An ideal gas has a pressure of 2.5 atm, a volume of 1.0 L at a temperature of 30.°C. How many molecules are there in the gas?
6.1 × 1023
6.0 × 1022
2.4 × 1022
2.3 × 1023
P V = n R T
R = .082 liter atm/(mol deg K)
P = 2.5
V = 1
T = 273+30 = 303
so
2.5 (1) = n *.082 * 300
n = .10162 moles
.10162 * 6.022*10^23 =.612 * 10^23
= 6.12 * 10^22
about 6*10^22
Well, I must say this question really puts the "gas" in giggle! Let's find out the number of molecules in this ideal gas.
First, we need to convert the temperature from Celsius to Kelvin. To convert, you simply add 273 to the Celsius temperature. So, 30°C + 273 = 303 K.
Now, let's use the ideal gas law equation, which states PV = nRT, where P is the pressure, V is the volume, n is the number of moles, R is the ideal gas constant, and T is the temperature in Kelvin.
We'll rearrange the equation to solve for n (number of moles):
n = (PV) / (RT).
Given that P = 2.5 atm, V = 1.0 L, R = 0.0821 L·atm/(K·mol), and T = 303 K.

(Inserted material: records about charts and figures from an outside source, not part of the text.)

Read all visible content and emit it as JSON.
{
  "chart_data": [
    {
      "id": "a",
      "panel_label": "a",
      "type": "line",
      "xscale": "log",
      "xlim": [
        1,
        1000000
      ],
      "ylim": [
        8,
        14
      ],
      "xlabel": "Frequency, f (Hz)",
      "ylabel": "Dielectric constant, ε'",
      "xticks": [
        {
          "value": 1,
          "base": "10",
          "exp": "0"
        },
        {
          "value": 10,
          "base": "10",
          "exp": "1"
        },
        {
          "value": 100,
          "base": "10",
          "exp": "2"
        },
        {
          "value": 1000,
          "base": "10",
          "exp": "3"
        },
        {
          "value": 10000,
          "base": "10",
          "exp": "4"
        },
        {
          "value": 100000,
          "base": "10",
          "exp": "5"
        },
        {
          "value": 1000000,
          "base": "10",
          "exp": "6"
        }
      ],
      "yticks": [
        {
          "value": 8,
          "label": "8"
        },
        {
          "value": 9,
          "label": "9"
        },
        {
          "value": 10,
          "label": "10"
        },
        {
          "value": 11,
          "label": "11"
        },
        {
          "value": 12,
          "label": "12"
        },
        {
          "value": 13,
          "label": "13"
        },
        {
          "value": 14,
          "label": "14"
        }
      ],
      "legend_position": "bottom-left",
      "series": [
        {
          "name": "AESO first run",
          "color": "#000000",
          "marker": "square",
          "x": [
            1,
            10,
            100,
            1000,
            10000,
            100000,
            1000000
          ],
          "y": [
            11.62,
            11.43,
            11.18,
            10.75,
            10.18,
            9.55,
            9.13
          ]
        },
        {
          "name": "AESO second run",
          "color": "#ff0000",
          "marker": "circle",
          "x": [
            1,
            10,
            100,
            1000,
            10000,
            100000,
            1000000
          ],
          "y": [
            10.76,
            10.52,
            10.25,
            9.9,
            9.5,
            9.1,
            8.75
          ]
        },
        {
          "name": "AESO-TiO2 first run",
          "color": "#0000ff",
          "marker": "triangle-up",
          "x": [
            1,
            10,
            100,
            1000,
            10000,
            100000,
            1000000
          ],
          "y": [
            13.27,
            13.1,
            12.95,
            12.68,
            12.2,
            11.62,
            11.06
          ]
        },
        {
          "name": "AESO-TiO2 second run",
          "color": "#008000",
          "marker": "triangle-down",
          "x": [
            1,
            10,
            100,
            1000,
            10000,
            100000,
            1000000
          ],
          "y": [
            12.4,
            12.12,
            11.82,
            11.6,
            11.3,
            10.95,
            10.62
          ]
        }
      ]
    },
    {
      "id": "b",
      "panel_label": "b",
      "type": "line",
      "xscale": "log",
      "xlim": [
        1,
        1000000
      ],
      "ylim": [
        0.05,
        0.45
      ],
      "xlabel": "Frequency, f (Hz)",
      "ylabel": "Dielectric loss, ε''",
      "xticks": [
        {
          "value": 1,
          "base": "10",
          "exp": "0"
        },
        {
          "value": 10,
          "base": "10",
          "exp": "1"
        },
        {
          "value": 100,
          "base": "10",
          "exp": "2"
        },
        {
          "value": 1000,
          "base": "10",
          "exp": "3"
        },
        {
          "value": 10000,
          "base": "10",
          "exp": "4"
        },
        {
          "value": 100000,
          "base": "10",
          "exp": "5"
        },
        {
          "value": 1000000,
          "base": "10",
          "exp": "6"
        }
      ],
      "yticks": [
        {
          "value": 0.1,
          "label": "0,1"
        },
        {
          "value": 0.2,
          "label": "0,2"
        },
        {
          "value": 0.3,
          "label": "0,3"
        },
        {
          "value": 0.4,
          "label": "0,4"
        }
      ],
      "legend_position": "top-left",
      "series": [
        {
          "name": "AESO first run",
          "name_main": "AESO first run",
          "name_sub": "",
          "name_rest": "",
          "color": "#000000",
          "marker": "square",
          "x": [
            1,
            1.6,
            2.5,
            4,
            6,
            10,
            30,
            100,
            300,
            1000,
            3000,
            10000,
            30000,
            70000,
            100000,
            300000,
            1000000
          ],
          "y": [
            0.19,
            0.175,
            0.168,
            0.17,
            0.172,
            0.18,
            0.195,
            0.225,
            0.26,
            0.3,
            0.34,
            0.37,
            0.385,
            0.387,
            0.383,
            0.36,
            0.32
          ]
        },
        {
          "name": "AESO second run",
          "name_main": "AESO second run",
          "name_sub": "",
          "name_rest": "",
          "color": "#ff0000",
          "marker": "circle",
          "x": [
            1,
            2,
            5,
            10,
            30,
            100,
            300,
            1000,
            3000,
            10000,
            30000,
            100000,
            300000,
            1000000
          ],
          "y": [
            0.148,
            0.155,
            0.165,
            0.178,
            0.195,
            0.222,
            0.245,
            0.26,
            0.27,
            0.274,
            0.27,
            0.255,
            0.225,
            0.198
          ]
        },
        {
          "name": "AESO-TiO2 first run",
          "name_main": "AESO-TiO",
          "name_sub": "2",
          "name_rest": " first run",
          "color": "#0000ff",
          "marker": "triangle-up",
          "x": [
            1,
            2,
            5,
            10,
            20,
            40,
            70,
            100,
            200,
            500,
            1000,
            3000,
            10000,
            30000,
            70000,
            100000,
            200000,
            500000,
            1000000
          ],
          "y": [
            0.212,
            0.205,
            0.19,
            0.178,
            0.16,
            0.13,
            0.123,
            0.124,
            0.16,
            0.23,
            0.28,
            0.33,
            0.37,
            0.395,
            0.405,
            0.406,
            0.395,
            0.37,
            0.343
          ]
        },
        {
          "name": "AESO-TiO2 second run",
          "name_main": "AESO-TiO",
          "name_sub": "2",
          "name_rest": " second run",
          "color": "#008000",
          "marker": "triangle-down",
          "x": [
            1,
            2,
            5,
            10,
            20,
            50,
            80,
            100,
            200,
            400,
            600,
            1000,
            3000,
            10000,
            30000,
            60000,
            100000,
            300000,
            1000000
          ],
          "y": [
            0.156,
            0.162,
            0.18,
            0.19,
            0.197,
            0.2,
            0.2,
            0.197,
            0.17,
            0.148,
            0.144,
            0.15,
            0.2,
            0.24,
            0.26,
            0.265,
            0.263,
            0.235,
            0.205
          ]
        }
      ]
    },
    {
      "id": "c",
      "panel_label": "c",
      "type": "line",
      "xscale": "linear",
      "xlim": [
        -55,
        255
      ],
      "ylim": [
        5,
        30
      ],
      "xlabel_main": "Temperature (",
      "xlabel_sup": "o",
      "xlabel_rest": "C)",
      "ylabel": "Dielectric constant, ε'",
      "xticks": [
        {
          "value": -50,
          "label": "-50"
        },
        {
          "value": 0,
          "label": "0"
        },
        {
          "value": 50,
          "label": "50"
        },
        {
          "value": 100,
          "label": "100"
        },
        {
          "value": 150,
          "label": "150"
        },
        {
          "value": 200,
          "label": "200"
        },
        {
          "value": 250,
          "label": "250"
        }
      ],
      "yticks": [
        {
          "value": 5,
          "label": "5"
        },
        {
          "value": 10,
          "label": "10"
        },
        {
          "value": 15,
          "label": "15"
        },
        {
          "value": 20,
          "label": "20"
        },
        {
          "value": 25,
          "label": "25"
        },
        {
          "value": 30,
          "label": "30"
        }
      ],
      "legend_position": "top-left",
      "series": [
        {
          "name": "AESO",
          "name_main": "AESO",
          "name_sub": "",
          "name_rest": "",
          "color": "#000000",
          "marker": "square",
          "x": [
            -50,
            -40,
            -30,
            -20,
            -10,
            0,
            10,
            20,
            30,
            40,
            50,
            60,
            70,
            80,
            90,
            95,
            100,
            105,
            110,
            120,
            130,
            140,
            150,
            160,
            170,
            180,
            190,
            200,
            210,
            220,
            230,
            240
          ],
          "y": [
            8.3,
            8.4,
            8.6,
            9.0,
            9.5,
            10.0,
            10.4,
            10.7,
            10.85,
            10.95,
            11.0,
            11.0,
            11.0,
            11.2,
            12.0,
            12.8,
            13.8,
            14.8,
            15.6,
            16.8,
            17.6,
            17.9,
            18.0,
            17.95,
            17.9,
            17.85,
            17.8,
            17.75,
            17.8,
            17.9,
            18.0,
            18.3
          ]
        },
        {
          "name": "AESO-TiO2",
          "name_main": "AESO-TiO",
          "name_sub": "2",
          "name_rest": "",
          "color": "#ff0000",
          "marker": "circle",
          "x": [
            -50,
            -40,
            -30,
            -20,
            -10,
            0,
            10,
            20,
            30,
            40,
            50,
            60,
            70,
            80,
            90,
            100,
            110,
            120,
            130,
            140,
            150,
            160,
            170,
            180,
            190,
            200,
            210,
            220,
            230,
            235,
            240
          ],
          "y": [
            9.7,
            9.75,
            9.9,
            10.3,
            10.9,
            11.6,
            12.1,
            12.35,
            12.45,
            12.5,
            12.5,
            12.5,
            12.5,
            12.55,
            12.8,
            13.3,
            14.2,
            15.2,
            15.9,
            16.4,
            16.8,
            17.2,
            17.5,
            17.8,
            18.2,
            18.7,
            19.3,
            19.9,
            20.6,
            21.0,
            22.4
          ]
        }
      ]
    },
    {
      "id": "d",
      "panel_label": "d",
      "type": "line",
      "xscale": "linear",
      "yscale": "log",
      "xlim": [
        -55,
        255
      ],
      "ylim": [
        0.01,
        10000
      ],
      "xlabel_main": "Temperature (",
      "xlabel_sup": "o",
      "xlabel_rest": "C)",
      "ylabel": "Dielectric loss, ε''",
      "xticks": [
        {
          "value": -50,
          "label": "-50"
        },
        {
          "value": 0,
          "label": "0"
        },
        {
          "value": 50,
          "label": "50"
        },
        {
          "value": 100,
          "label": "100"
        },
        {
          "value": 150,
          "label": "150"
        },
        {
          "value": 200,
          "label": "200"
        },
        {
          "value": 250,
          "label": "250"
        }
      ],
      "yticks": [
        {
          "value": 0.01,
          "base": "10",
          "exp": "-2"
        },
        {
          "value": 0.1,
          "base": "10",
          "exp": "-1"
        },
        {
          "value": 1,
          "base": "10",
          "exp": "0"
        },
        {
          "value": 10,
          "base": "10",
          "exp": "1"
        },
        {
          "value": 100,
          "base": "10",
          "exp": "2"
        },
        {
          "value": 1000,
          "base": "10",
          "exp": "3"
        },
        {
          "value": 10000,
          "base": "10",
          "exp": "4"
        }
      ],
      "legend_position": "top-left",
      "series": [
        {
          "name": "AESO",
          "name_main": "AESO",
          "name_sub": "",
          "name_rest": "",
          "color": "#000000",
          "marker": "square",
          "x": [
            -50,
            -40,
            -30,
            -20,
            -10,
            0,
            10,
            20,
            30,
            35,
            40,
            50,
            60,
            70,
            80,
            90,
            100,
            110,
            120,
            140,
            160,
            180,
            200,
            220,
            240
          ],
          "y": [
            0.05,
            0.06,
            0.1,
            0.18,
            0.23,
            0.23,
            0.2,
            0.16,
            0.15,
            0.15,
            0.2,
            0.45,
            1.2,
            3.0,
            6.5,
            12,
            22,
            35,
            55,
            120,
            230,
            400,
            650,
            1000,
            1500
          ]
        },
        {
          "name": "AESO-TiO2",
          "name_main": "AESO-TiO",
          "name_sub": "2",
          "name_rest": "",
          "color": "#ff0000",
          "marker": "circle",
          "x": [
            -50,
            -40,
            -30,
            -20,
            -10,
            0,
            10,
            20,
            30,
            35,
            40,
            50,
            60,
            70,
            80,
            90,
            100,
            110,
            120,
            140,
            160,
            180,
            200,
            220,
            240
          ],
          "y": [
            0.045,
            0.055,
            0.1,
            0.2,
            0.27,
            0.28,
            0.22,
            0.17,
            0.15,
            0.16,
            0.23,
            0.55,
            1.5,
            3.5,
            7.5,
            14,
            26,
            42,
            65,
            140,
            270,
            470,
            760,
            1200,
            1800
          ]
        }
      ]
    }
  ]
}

Plugging these values in, we get:
n = (2.5 atm x 1.0 L) / (0.0821 L·atm/(K·mol) x 303 K).
After doing some fancy math, we find that n ≈ 0.12 mol.
Now, to find the number of molecules, we can multiply the number of moles by Avogadro's number, which is approximately 6.022 × 10^23 molecules/mol.
So, (0.12 mol) x (6.022 × 10^23 molecules/mol) = 7.2264 × 10^22 molecules.
Rounding to the nearest significant figure, we have approximately 7.2 × 10^22 molecules.
So, the answer is not on your list of options. I guess we'll have to keep laughing until we find the real answer!
To determine the number of molecules in the gas, you can use the ideal gas law equation:
PV = nRT
Where:
P = pressure (2.5 atm)
V = volume (1.0 L)
n = number of moles of gas
R = ideal gas constant (0.0821 L·atm/mol·K)
T = temperature in Kelvin (30°C = 273 + 30 = 303 K)
First, let's rearrange the equation to solve for n:
n = PV / RT
Substituting the given values:
n = (2.5 atm)(1.0 L) / (0.0821 L·atm/mol·K)(303 K)
Now, we can calculate n:
n ≈ 0.103 mol
Finally, since 1 mole contains Avogadro's number (6.022 × 10^23) of molecules, let's multiply n by Avogadro's number to get the number of molecules:
Number of molecules = (0.103 mol) * (6.022 × 10^23 molecules/mol)
Number of molecules ≈ 6.2 × 10^22
Therefore, there are approximately 6.2 × 10^22 molecules in the gas. So, the correct answer is 6.2 x 10^22, which is closest to the option 6.0 × 10^22.
To determine the number of molecules in the gas, we can use the ideal gas law:
PV = nRT
Where:
P = pressure of the gas in atm
V = volume of the gas in L
n = number of moles of the gas
R = ideal gas constant (0.0821 L·atm/(mol·K))
T = temperature of the gas in Kelvin
First, we need to convert the given temperature from Celsius to Kelvin:
T(K) = T(°C) + 273.15
T(K) = 30 + 273.15
T(K) = 303.15 K
Now, let's rearrange the ideal gas law to solve for the number of moles (n):
n = PV / (RT)
Substituting the given values:
n = (2.5 atm) * (1.0 L) / ((0.0821 L·atm/(mol·K)) * (303.15 K))
n = 0.00821 mol
Finally, we can convert the number of moles to the number of molecules using Avogadro's number:
Number of molecules = n * (6.022 × 10^23 mol^-1)
Number of molecules = (0.00821 mol) * (6.022 × 10^23 mol^-1)
Number of molecules = 4.941 × 10^21 molecules
Therefore, the correct answer is 4.941 × 10^21 molecules, which is approximately 2.4 × 10^22 molecules.